- 363 Okunma
- 0 Yorum
- 0 Beğeni
Çılgın zamanlarımda..
Deli çağlarımdı. Damarımdaki kanın tavana vurduğu çağlar.
Sabah erken kalkmak adet olduğu için köyde bende erkenden kalkıp kahvaltımı yaptıktan sonra kamelyada oturmaya çıkmıştım.
Birden bir minibüs yaklaştı. Umursamadım çünkü her gün aynı saatte geliyor tanıdık eş dost iniyordu içinden. Bilemezdim ki bu defa farklı olacağını.
Biri indi siyah saçları omuzlarına dağalmış. Ela gözlerinde bir ışıltı masum yüzündeyse hafif bir tebessüm vardı.

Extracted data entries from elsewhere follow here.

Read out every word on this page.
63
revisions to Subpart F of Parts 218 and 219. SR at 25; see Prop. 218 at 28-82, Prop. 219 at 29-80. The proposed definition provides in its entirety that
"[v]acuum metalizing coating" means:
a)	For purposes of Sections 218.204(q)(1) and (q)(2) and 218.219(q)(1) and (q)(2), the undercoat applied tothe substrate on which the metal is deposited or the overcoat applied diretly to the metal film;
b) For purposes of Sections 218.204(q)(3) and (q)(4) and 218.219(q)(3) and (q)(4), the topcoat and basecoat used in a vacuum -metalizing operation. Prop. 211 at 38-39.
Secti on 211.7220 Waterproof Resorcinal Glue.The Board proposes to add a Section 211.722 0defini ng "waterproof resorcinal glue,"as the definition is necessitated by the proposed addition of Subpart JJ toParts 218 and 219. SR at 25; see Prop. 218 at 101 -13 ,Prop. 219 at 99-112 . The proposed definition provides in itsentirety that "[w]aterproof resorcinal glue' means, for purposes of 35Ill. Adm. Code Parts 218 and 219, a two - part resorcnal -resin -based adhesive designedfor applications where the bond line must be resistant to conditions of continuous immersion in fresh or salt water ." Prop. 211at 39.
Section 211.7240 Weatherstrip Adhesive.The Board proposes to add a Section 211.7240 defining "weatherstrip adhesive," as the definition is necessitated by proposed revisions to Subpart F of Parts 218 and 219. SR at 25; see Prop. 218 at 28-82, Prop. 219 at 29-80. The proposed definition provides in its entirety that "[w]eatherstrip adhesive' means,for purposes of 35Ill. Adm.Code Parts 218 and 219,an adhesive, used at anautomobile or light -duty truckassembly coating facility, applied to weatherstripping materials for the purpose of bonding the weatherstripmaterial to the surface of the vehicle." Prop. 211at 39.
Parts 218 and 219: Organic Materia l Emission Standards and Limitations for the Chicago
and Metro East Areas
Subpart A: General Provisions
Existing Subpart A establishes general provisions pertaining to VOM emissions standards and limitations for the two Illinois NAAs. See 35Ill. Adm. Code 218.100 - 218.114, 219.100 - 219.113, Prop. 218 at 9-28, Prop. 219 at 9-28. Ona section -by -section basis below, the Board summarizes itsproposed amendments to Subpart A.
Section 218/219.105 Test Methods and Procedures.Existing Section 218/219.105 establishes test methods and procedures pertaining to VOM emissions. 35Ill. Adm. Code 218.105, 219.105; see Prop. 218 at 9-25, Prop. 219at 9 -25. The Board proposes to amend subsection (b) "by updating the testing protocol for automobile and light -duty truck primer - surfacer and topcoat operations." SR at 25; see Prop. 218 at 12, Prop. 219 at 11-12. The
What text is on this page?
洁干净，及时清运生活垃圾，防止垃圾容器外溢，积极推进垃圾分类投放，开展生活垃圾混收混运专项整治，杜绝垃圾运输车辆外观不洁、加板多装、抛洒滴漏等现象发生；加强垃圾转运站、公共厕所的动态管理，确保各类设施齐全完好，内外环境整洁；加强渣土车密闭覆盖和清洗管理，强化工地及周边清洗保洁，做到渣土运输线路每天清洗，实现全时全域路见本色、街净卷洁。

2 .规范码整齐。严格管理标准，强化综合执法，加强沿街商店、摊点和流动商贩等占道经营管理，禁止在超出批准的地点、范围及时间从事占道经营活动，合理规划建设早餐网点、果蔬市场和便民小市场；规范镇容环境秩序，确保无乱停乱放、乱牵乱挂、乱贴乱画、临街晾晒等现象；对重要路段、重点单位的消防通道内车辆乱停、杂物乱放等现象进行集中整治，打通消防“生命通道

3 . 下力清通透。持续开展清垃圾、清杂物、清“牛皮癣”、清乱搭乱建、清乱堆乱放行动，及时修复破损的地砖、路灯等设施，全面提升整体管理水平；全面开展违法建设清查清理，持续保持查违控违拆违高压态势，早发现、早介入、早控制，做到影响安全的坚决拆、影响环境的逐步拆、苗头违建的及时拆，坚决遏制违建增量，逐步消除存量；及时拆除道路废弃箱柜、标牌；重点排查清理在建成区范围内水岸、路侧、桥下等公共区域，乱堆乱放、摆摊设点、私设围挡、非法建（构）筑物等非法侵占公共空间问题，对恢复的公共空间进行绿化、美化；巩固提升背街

Ben ona bakmaktan bir an bile kendimi alamıyordum. Vücudum donmuş ayaklarımın dermanı kesilmiş emin olun kendimi bile unutmuştum sanki bu dünyada bir o bir ben kalmışım gibi. Bakışlarımın arasında uzaklaşırken o telâşe den beni fark etmedi bile. Sonra kendi kendime dönüp ne oluyor sana? Dedim.
İlk defa birisi için yüreğim sızlıyor ve her an onunla olmak isteyen beyin hücrelerime laf geçiremez olmuştum. Günler geçerken bende elimden gelen tüm gayretle kendimi fark ettirmeye çalışıyordum.

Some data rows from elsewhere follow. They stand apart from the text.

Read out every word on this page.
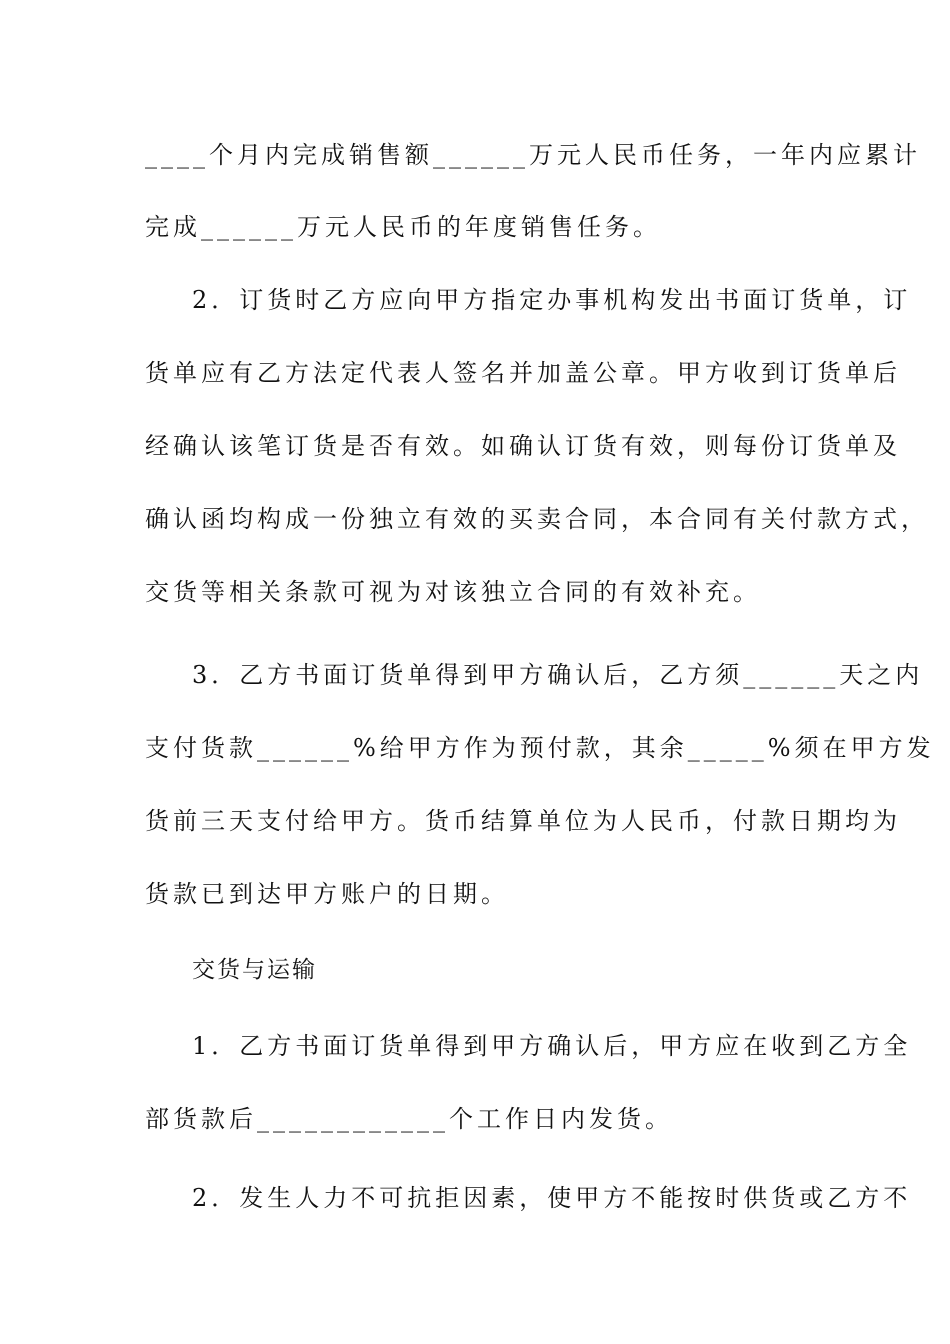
____个月内完成销售额______万元人民币任务，一年内应累计
完成______万元人民币的年度销售任务。
2．订货时乙方应向甲方指定办事机构发出书面订货单，订
货单应有乙方法定代表人签名并加盖公章。甲方收到订货单后
经确认该笔订货是否有效。如确认订货有效，则每份订货单及
确认函均构成一份独立有效的买卖合同，本合同有关付款方式，
交货等相关条款可视为对该独立合同的有效补充。
3．乙方书面订货单得到甲方确认后，乙方须______天之内
支付货款______%给甲方作为预付款，其余_____%须在甲方发
货前三天支付给甲方。货币结算单位为人民币，付款日期均为
货款已到达甲方账户的日期。
交货与运输
1．乙方书面订货单得到甲方确认后，甲方应在收到乙方全
部货款后____________个工作日内发货。
2．发生人力不可抗拒因素，使甲方不能按时供货或乙方不
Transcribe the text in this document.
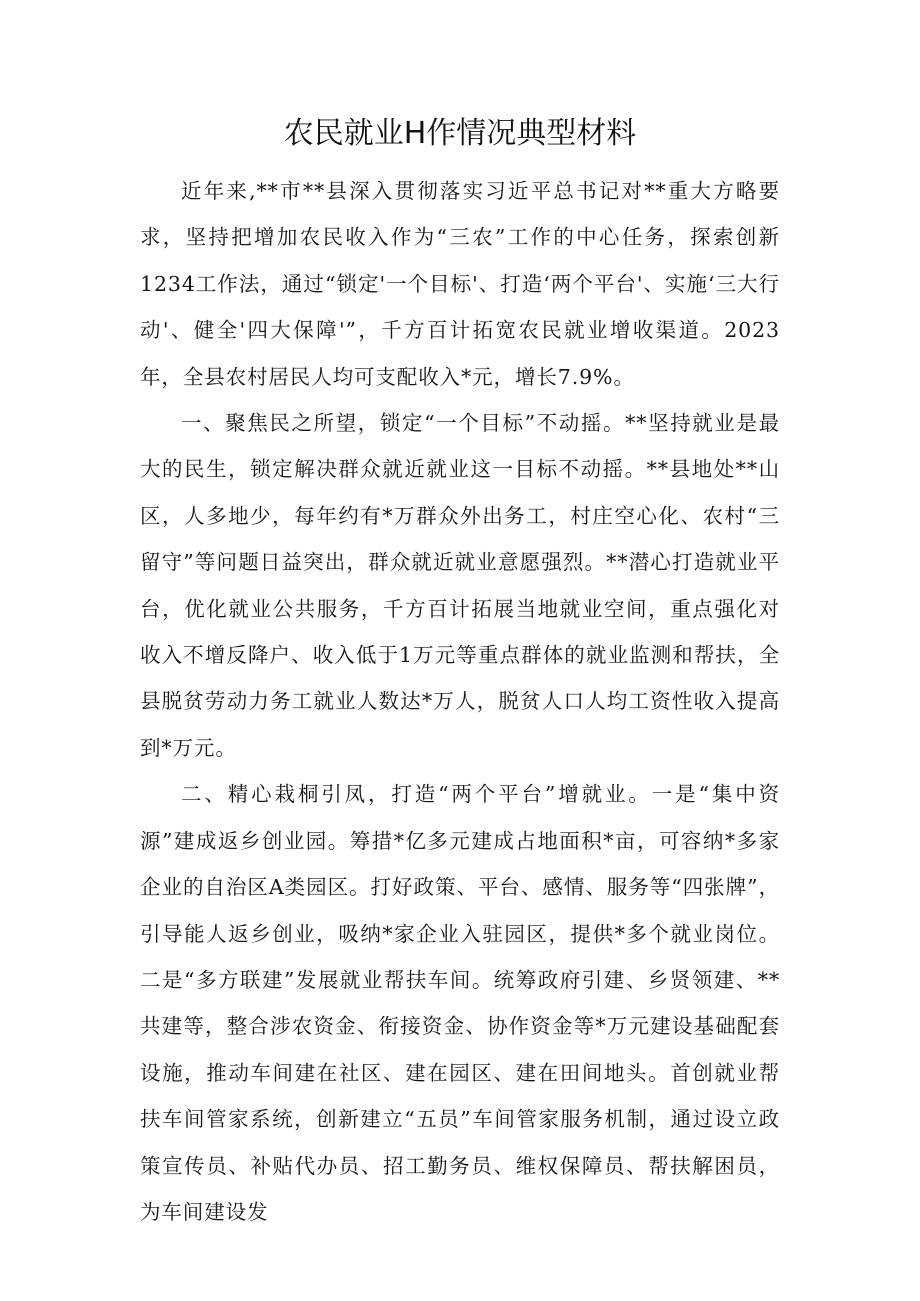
农民就业H作情况典型材料

近年来,**市**县深入贯彻落实习近平总书记对**重大方略要求，坚持把增加农民收入作为“三农”工作的中心任务，探索创新1234工作法，通过“锁定'一个目标'、打造‘两个平台'、实施‘三大行动'、健全'四大保障'”，千方百计拓宽农民就业增收渠道。2023年，全县农村居民人均可支配收入*元，增长7.9%。

一、聚焦民之所望，锁定“一个目标”不动摇。**坚持就业是最大的民生，锁定解决群众就近就业这一目标不动摇。**县地处**山区，人多地少，每年约有*万群众外出务工，村庄空心化、农村“三留守”等问题日益突出，群众就近就业意愿强烈。**潜心打造就业平台，优化就业公共服务，千方百计拓展当地就业空间，重点强化对收入不增反降户、收入低于1万元等重点群体的就业监测和帮扶，全县脱贫劳动力务工就业人数达*万人，脱贫人口人均工资性收入提高到*万元。

二、精心栽桐引凤，打造“两个平台”增就业。一是“集中资源”建成返乡创业园。筹措*亿多元建成占地面积*亩，可容纳*多家企业的自治区A类园区。打好政策、平台、感情、服务等“四张牌”，引导能人返乡创业，吸纳*家企业入驻园区，提供*多个就业岗位。二是“多方联建”发展就业帮扶车间。统筹政府引建、乡贤领建、**共建等，整合涉农资金、衔接资金、协作资金等*万元建设基础配套设施，推动车间建在社区、建在园区、建在田间地头。首创就业帮扶车间管家系统，创新建立“五员”车间管家服务机制，通过设立政策宣传员、补贴代办员、招工勤务员、维权保障员、帮扶解困员，为车间建设发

Bir gün evet bir gün oda farkına varmıştı. Mutluluğumu gözlerimden okumak mümkündü artık. Herkese selam verip neredeyse sokaklara çıkıp onu çok seviyorum diye haykırmak istiyordum.
Sonra kaçamak buluşmalar başlamıştı o zaman telefon olmadığı için köyde ancak belirli bir rüşvet karşılığı 8 yaşındaki amcamın oğlu ile yazdığım mektubu gönderiyordum.
Çok geçmeden o hayatımın mutluluk sermayesini en yakın arkadaşımla yakaladım. İşte hayatı öğrendiğim gün o gündür.
Ben onu o kadar sevmiştim ki gözümden bile sakınırdım. Çoğu zaman hatırlayınca bir sigara yakar üç beş dakika düşünür. Sonra yine kaldırırım tozlu mazimin sayfalarına onu.
Onun ismi iki heceydi ilk ti son oldu...
Sami Arlan..
YORUMLAR
Henüz yorum yapılmamış.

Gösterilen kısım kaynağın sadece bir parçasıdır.